Was den Technologiebesitz (Verbreitung) betrifft, so haben 78 % der On Their Own Millennials abonnementbasierte Video-on-Demand-Dienste (wie Netflix und Hulu), das sind 14 Prozentpunkte mehr als bei den Dependent Adults (64 %) und 20 Prozentpunkte mehr als bei den Starting a Family Millennials (58 %).

Auf eigene Faust Millennials haben auch häufiger als alle anderen Millennials Multimedia-Geräte, Breitband-Internet und Laptops.

Millennials, die eine Familie gründen, besitzen jedoch eher DVRs (47 %), DVD-Player (69 %) und Tablets (65 %), wobei letzteres vielleicht eher auf das Vorhandensein von Kindern im Haushalt als auf das Einkommensniveau zurückzuführen ist. Natürlich ist die Verbreitung aller Geräte, einschließlich DVD-Player, Tablets und Multimediageräte, in einkommensstarken Haushalten tendenziell höher.

Digitaler Wandel

Es wurde viel darüber berichtet, dass Millennials ihren kollektiven Blick auf PCs, Tablets und Smartphones richten, aber der Bericht stellte fest, dass der digitale Konsum, wie andere Mediengewohnheiten auch, von der Lebensphase abhängt. Während der Tablet-Besitz unter den "On Their Own"-Millennials am niedrigsten ist, nutzte diese Gruppe im November 2015 alle drei Geräte deutlich häufiger als die anderen beiden Gruppen.

Insgesamt verbrachten "On Their Own"-Millennials im November 2015 mehr als 94 Stunden mit diesen Geräten - etwa 10 Stunden mehr als alle 18- bis 34-Jährigen und etwa 18 Stunden mehr als abhängige Erwachsene. Umgekehrt haben die abhängigen erwachsenen Millennials mit den anderen Lebensphasen die höchste PC-Durchdringung, aber die geringste Nutzung.

Mit Traditionen brechen

Die durchschnittliche Person zwischen 18 und 34 Jahren verbrachte im vierten Quartal 2015 täglich zwei Stunden und 45 Minuten mit Live-Fernsehen und eine Stunde und 23 Minuten mit der Nutzung von Geräten, die mit dem Fernseher verbunden sind - insgesamt vier Stunden und acht Minuten mit der Nutzung eines Fernsehgeräts für jeden Zweck.

Allerdings sehen die abhängigen erwachsenen Millennials etwas weniger live fern als der Durchschnitt: zwei Stunden und 32 Minuten. Sie verbringen auch insgesamt weniger Zeit mit dem Fernsehen, nämlich etwa drei Stunden und 44 Minuten.

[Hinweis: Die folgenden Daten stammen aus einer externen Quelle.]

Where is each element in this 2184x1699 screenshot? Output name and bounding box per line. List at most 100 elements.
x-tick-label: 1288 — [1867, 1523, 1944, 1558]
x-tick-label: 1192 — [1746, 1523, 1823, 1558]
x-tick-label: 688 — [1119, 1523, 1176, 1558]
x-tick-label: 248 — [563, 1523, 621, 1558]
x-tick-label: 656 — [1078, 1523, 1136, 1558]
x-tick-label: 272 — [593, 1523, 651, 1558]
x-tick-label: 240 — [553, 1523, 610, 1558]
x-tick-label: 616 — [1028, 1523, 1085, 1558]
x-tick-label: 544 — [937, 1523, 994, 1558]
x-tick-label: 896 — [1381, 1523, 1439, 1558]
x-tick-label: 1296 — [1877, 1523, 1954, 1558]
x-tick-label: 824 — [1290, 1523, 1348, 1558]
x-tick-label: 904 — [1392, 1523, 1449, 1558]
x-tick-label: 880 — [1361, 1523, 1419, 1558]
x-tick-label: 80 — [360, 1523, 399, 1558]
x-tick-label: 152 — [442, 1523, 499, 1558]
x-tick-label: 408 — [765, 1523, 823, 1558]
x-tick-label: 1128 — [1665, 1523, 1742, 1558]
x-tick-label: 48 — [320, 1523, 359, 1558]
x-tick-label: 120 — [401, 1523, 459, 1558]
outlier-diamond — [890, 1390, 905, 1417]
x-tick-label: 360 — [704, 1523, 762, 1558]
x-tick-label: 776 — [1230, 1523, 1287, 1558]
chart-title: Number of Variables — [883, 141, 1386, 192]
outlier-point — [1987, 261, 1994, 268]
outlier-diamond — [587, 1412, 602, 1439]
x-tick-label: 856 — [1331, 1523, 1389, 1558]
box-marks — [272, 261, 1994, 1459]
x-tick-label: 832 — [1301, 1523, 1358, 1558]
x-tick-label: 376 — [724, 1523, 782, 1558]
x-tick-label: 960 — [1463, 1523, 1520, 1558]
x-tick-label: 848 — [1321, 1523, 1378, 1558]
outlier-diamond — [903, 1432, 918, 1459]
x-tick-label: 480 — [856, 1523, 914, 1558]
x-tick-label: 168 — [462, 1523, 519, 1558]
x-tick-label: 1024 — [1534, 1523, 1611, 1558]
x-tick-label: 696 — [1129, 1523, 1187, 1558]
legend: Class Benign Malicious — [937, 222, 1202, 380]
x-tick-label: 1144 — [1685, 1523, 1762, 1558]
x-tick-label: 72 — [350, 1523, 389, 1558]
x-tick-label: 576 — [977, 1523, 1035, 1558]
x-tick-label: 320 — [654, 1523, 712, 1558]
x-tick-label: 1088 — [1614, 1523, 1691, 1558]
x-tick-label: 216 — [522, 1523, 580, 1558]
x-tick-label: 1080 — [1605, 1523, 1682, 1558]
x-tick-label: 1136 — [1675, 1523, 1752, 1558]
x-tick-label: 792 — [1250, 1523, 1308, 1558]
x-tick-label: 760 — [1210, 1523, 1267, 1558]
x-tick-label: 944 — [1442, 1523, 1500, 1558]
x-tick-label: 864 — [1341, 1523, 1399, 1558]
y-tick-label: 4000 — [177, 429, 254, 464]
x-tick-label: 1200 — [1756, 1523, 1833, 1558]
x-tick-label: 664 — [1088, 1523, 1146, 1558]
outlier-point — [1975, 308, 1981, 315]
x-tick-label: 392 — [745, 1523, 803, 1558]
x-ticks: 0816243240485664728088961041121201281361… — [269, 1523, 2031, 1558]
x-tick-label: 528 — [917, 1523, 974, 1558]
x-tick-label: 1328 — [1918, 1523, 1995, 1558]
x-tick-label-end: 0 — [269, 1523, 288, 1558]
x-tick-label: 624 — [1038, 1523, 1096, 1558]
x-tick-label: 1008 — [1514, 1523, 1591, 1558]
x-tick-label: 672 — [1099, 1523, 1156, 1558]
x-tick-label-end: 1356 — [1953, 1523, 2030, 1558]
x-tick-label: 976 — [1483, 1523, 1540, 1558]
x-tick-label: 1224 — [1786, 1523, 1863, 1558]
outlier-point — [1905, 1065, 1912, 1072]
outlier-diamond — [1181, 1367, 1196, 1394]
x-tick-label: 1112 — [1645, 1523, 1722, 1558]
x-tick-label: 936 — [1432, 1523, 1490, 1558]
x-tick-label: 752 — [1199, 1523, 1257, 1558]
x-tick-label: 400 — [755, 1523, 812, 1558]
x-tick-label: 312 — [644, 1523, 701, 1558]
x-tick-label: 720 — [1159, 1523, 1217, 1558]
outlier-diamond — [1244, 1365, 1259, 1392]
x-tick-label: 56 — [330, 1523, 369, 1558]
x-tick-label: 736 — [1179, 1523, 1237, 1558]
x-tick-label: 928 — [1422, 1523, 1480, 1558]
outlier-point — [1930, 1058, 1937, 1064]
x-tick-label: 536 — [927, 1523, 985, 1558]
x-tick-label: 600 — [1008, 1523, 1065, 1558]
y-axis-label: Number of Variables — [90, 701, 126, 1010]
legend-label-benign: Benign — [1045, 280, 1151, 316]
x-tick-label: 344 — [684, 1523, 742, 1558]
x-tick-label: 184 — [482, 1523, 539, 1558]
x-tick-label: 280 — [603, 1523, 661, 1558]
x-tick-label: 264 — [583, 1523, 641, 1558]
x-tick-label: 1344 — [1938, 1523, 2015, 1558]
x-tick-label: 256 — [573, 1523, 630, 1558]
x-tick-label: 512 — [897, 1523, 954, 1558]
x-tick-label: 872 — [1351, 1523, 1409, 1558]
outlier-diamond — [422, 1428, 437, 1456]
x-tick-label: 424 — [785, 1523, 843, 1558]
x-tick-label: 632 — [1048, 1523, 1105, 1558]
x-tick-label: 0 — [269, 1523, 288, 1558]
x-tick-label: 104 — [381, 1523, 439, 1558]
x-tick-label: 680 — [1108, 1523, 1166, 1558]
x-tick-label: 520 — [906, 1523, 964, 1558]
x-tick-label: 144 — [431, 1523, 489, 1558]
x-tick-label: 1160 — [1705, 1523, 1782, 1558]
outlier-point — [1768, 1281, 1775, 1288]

Alleinlebende Millennials haben die geringste Verbreitung traditioneller Videoquellen (Mehrkanalabonnements/Arbeitsantenne) und verbringen obendrein die meiste Zeit außerhalb des Hauses. Infolgedessen sehen sie von den drei Lebensphasengruppen am wenigsten Live-TV (zwei Stunden und 6 Minuten). Gleichzeitig haben sie die höchste Verbreitung von Multimediageräten und Zugang zu SVOD-Diensten und verbringen daher die meiste Zeit mit Geräten, die mit dem Fernseher verbunden sind (1 Stunde und 32 Minuten).

Millennials, die eine Familie gründen, haben eine größere Multikanal-Durchdringung als die Gruppe der Alleinlebenden (79 % gegenüber 72 %) und haben ansonsten eher eine funktionierende Antenne (14 % gegenüber 12 %). Außerdem verbringen sie von den drei Lebensabschnittsgruppen die meiste Zeit zu Hause. Diese Faktoren bedeuten, dass die Gruppe, die eine Familie gründet, am meisten live fernsieht (drei Stunden und 16 Minuten pro Tag) und den Fernsehbildschirm insgesamt am meisten nutzt (vier Stunden und 40 Minuten).

Aber es geht nicht nur um das Sehen, sondern auch um das Hören.

Der Bericht ergab, dass das Radio 90 % der abhängigen Millennials und 89 % der alleinstehenden Millennials erreicht. Aber diese Zahl steigt auf 92 % bei den Millennials, die eine Familie gründen. Diese Gruppe enthält einen höheren Prozentsatz an Hispanics, die in der Regel starke Radionutzer sind.

Das Wissen darüber, wie diese segmentierten Gruppen innerhalb der größeren demografischen Gruppe der Millennials Medien und Geräte nutzen und darauf zugreifen, bietet Programmierern, Werbetreibenden und Agenturen, die einen Weg suchen, sie zu erreichen, eine wichtige, plattformübergreifende Sichtlinie.